Orgazmo premiered at the Toronto International Film Festival in 1997 and was given the MPAA's strictest rating of NC-17, leading to it having a very limited theatrical release in the US. Which is understandable considering that it's definitely the most out-there project the duo have ever worked on. Orgazmo also serves as one of the first example of Trey Parker's obsession with Mormons, the main character a mormon missionary, future episodes of South Park would focus on the religion and most famous of all, the Tony-winning musical, The Book of Mormon, which Parker and Stone wrote with songwriter, Robert Lopez. While some may see it as crude, tasteless, and offensive, Orgazmo truly is one of the most original films I have ever seen, and I've got to give them props for that. Despite also being hit with negative critical reviews, the movie has actually evolved into much more of a cult classic than Baseketball and still has a legion of loyal fans who love its insane premise and comedy, myself included.

But this is not the end of Parker and Stone's weird cinematic journey. We are now brought to their first feature length film, the black comedy western: Cannibal! The Musical.

It is literally impossible to find an HD copy of Cannibal! The Musical. It's an incredibly low budget film that Parker and Stone worked on while studying at CU Boulder. Released in 1993, the film is loosely based on the prospector, Alfred Packer who confessed to committing cannibalism in 1874 after a failed expedition through the San Juan Mountains of Colorado. Packer is played by Trey Parker while Matt Stone stars as fellow prospector, James Humphrey. Think of it as the Donner Party musical. Needless to say, the film was extremely low budget but that also adds to its charm, it has been adapted into several stage productions including Off-Broadway.

Cannibal! The Musical is probably the most personal of Parker and Stone's work. It's proof of just how much they can do with a pen, paper, and next to no budget. At the time, the legendary comedic duo were just kids in college with big dreams, it's a testament to their talent and it's hard not to get inspired by a story like that.
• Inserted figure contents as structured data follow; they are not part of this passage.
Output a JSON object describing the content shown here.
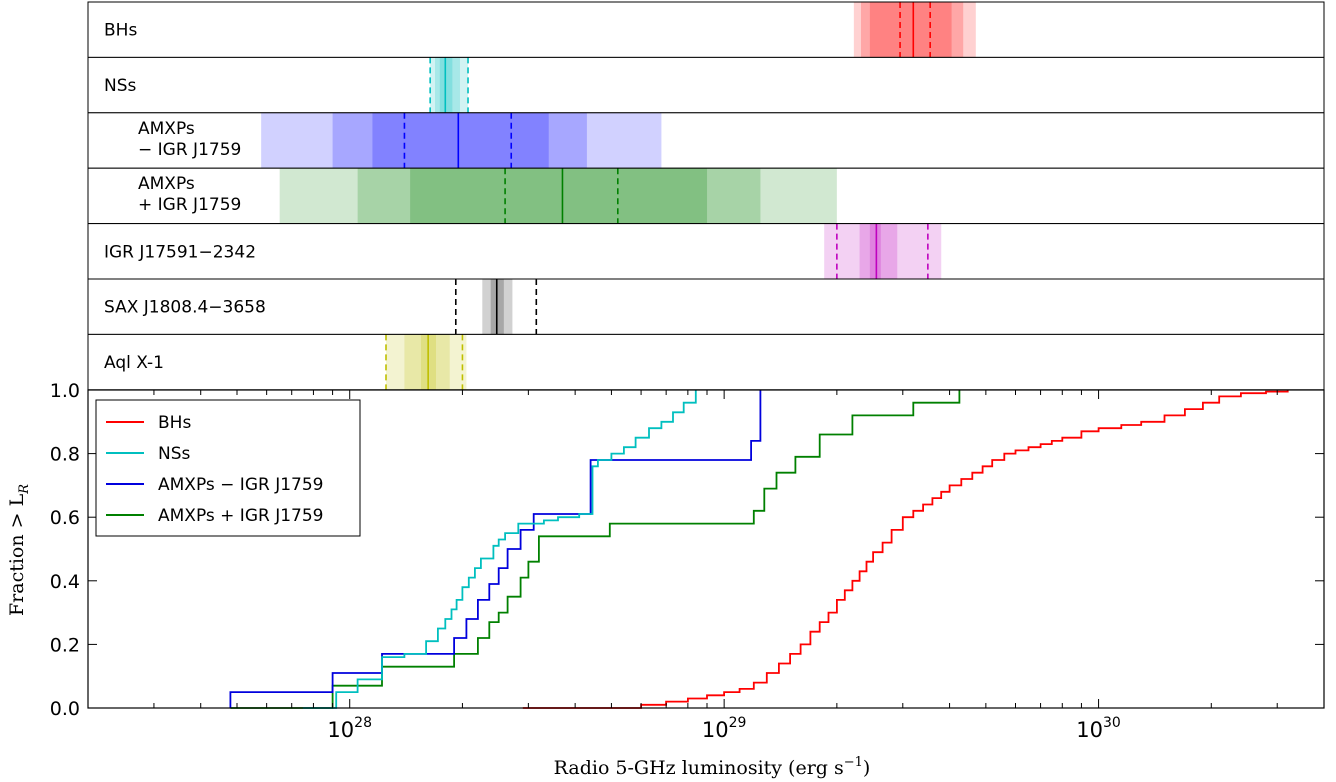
{
  "chart_data": {
    "type": "line",
    "xlabel_prefix": "Radio 5-GHz luminosity (erg s",
    "xlabel_exp": "−1",
    "xlabel_suffix": ")",
    "ylabel": "Fraction > L",
    "ylabel_sub": "R",
    "x_scale": "log",
    "xlim": [
      2e+27,
      4e+30
    ],
    "ylim": [
      0,
      1.0
    ],
    "x_ticks": [
      {
        "mant": "10",
        "exp": "28",
        "value": 1e+28
      },
      {
        "mant": "10",
        "exp": "29",
        "value": 1e+29
      },
      {
        "mant": "10",
        "exp": "30",
        "value": 1e+30
      }
    ],
    "y_ticks": [
      {
        "label": "0.0",
        "value": 0.0
      },
      {
        "label": "0.2",
        "value": 0.2
      },
      {
        "label": "0.4",
        "value": 0.4
      },
      {
        "label": "0.6",
        "value": 0.6
      },
      {
        "label": "0.8",
        "value": 0.8
      },
      {
        "label": "1.0",
        "value": 1.0
      }
    ],
    "legend": {
      "location": "top-left",
      "entries": [
        "BHs",
        "NSs",
        "AMXPs − IGR J1759",
        "AMXPs + IGR J1759"
      ]
    },
    "series": [
      {
        "name": "AMXPs + IGR J1759",
        "color": "#008000",
        "x": [
          4.8e+27,
          9e+27,
          1.22e+28,
          1.9e+28,
          2.2e+28,
          2.36e+28,
          2.5e+28,
          2.64e+28,
          2.86e+28,
          3e+28,
          3.2e+28,
          4.95e+28,
          5.1e+28,
          5.45e+28,
          7e+28,
          7.6e+28,
          1.2e+29,
          1.28e+29,
          1.38e+29,
          1.55e+29,
          1.8e+29,
          2.2e+29,
          3.2e+29,
          4.25e+29
        ],
        "y": [
          0.0,
          0.07,
          0.13,
          0.17,
          0.22,
          0.27,
          0.3,
          0.35,
          0.41,
          0.46,
          0.54,
          0.58,
          0.58,
          0.58,
          0.58,
          0.58,
          0.62,
          0.69,
          0.74,
          0.79,
          0.86,
          0.92,
          0.96,
          1.0
        ]
      },
      {
        "name": "AMXPs − IGR J1759",
        "color": "#0000dd",
        "x": [
          4.8e+27,
          9e+27,
          1.22e+28,
          1.9e+28,
          2.05e+28,
          2.2e+28,
          2.36e+28,
          2.5e+28,
          2.64e+28,
          2.86e+28,
          3.1e+28,
          4.4e+28,
          1.18e+29,
          1.25e+29
        ],
        "y": [
          0.05,
          0.11,
          0.17,
          0.22,
          0.28,
          0.34,
          0.39,
          0.44,
          0.5,
          0.56,
          0.61,
          0.78,
          0.84,
          1.0
        ]
      },
      {
        "name": "NSs",
        "color": "#00bfbf",
        "x": [
          7.5e+27,
          9.2e+27,
          1.05e+28,
          1.22e+28,
          1.4e+28,
          1.6e+28,
          1.72e+28,
          1.8e+28,
          1.87e+28,
          1.93e+28,
          2e+28,
          2.08e+28,
          2.16e+28,
          2.24e+28,
          2.33e+28,
          2.42e+28,
          2.5e+28,
          2.6e+28,
          2.7e+28,
          2.82e+28,
          2.95e+28,
          3.1e+28,
          3.3e+28,
          3.6e+28,
          4.1e+28,
          4.45e+28,
          4.6e+28,
          5e+28,
          5.4e+28,
          5.8e+28,
          6.3e+28,
          6.8e+28,
          7.3e+28,
          7.8e+28,
          8.4e+28
        ],
        "y": [
          0.0,
          0.05,
          0.09,
          0.16,
          0.17,
          0.21,
          0.25,
          0.28,
          0.31,
          0.34,
          0.38,
          0.41,
          0.44,
          0.47,
          0.47,
          0.51,
          0.53,
          0.55,
          0.55,
          0.58,
          0.58,
          0.58,
          0.59,
          0.6,
          0.61,
          0.76,
          0.78,
          0.8,
          0.82,
          0.85,
          0.88,
          0.9,
          0.93,
          0.96,
          1.0
        ]
      },
      {
        "name": "BHs",
        "color": "#ff0000",
        "x": [
          2.9e+28,
          4.5e+28,
          6e+28,
          7e+28,
          8e+28,
          9e+28,
          1e+29,
          1.1e+29,
          1.2e+29,
          1.3e+29,
          1.4e+29,
          1.5e+29,
          1.6e+29,
          1.7e+29,
          1.8e+29,
          1.9e+29,
          2e+29,
          2.1e+29,
          2.2e+29,
          2.3e+29,
          2.4e+29,
          2.5e+29,
          2.65e+29,
          2.8e+29,
          3e+29,
          3.2e+29,
          3.4e+29,
          3.6e+29,
          3.8e+29,
          4e+29,
          4.3e+29,
          4.6e+29,
          4.9e+29,
          5.2e+29,
          5.6e+29,
          6e+29,
          6.5e+29,
          7e+29,
          7.5e+29,
          8e+29,
          9e+29,
          1e+30,
          1.15e+30,
          1.3e+30,
          1.5e+30,
          1.7e+30,
          1.9e+30,
          2.1e+30,
          2.4e+30,
          2.8e+30,
          3.2e+30
        ],
        "y": [
          0.0,
          0.0,
          0.01,
          0.02,
          0.03,
          0.04,
          0.05,
          0.06,
          0.08,
          0.11,
          0.14,
          0.17,
          0.2,
          0.24,
          0.27,
          0.3,
          0.34,
          0.37,
          0.4,
          0.43,
          0.46,
          0.49,
          0.52,
          0.56,
          0.6,
          0.62,
          0.64,
          0.66,
          0.68,
          0.7,
          0.72,
          0.74,
          0.76,
          0.78,
          0.8,
          0.81,
          0.82,
          0.83,
          0.84,
          0.85,
          0.87,
          0.88,
          0.89,
          0.9,
          0.92,
          0.94,
          0.96,
          0.98,
          0.99,
          0.995,
          1.0
        ]
      }
    ],
    "strips": [
      {
        "label_lines": [
          "BHs"
        ],
        "label_x": 104,
        "color": "#ff0000",
        "median": 3.2e+29,
        "ci": [
          2.95e+29,
          3.55e+29
        ],
        "bands": [
          [
            2.22e+29,
            4.7e+29
          ],
          [
            2.32e+29,
            4.35e+29
          ],
          [
            2.45e+29,
            4.05e+29
          ]
        ]
      },
      {
        "label_lines": [
          "NSs"
        ],
        "label_x": 104,
        "color": "#00bfbf",
        "median": 1.8e+28,
        "ci": [
          1.64e+28,
          2.07e+28
        ],
        "bands": [
          [
            1.64e+28,
            2.07e+28
          ],
          [
            1.69e+28,
            1.97e+28
          ],
          [
            1.74e+28,
            1.88e+28
          ]
        ]
      },
      {
        "label_lines": [
          "AMXPs",
          "− IGR J1759"
        ],
        "label_x": 138,
        "color": "#0000ff",
        "median": 1.95e+28,
        "ci": [
          1.4e+28,
          2.7e+28
        ],
        "bands": [
          [
            5.8e+27,
            6.8e+28
          ],
          [
            9e+27,
            4.3e+28
          ],
          [
            1.15e+28,
            3.4e+28
          ]
        ]
      },
      {
        "label_lines": [
          "AMXPs",
          "+ IGR J1759"
        ],
        "label_x": 138,
        "color": "#008000",
        "median": 3.7e+28,
        "ci": [
          2.6e+28,
          5.2e+28
        ],
        "bands": [
          [
            6.5e+27,
            2e+29
          ],
          [
            1.05e+28,
            1.25e+29
          ],
          [
            1.45e+28,
            9e+28
          ]
        ]
      },
      {
        "label_lines": [
          "IGR J17591−2342"
        ],
        "label_x": 104,
        "color": "#bf00bf",
        "median": 2.55e+29,
        "ci": [
          2e+29,
          3.5e+29
        ],
        "bands": [
          [
            1.85e+29,
            3.8e+29
          ],
          [
            2.3e+29,
            2.9e+29
          ],
          [
            2.45e+29,
            2.62e+29
          ]
        ]
      },
      {
        "label_lines": [
          "SAX J1808.4−3658"
        ],
        "label_x": 104,
        "color": "#000000",
        "median": 2.47e+28,
        "ci": [
          1.92e+28,
          3.15e+28
        ],
        "bands": [
          [
            2.26e+28,
            2.72e+28
          ],
          [
            2.38e+28,
            2.58e+28
          ]
        ]
      },
      {
        "label_lines": [
          "Aql X-1"
        ],
        "label_x": 104,
        "color": "#bfbf00",
        "median": 1.62e+28,
        "ci": [
          1.25e+28,
          2e+28
        ],
        "bands": [
          [
            1.25e+28,
            2.05e+28
          ],
          [
            1.4e+28,
            1.85e+28
          ],
          [
            1.55e+28,
            1.7e+28
          ]
        ]
      }
    ]
  }
}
The first iteration of the film came from a college assignment where Parker and Stone had to make a three minute long trailer and was partially inspired by Parker's resentment for his ex-fiancée, Liane, after finding out she cheated on him not long before their wedding. This was the inspiration for the disloyal horse in the film being named, Liane, who initially started as Packer's closest companion. See what I mean by personal?

Like the title suggests, the film is a musical, containing songs like "Let's Build a Snowman," "When I was On Top of You" and the thrice reprised: "Schpadoinkle." Like all of Parker and Stone's work, its strength comes from its refusal to be taken seriously. I mean, all of the Native Americans in the film are played by Japanese people. Out of all the films that have been discussed so far, Cannibal! The Musical has by far the largest following and is the most deserving of the title: "cult classic."
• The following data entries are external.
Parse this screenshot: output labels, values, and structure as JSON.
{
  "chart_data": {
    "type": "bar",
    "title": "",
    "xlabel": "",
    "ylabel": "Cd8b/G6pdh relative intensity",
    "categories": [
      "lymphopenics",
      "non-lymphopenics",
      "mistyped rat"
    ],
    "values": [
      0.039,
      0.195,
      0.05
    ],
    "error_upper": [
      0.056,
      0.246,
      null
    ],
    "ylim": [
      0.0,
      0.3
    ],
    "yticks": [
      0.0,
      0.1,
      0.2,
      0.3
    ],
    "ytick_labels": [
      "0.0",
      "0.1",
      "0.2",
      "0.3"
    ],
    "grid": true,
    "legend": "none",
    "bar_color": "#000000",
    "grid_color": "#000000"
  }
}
In the 31 years since Cannibal! The Musical, Trey Parker and Matt Stone have starred in various other films, created a Tony-winning musical, and produced over three hundred episodes of South Park, one of the most successful shows in history. By examining these films, seeing where they got started, and how they slowly evolved into arguably the most successful comedy duo in Hollywood, I have gained a real, deep appreciation for their hard work and persistence. Going from two random guys from rural Colorado to the icons they are now, it's hard not to get inspired. It's proof that success is bound to come to those who are passionate and sure of what they want to do in life, and as a current college film student, that's just what I needed to see.

Thanks for reading, I hope you have a Schpadoinkle day!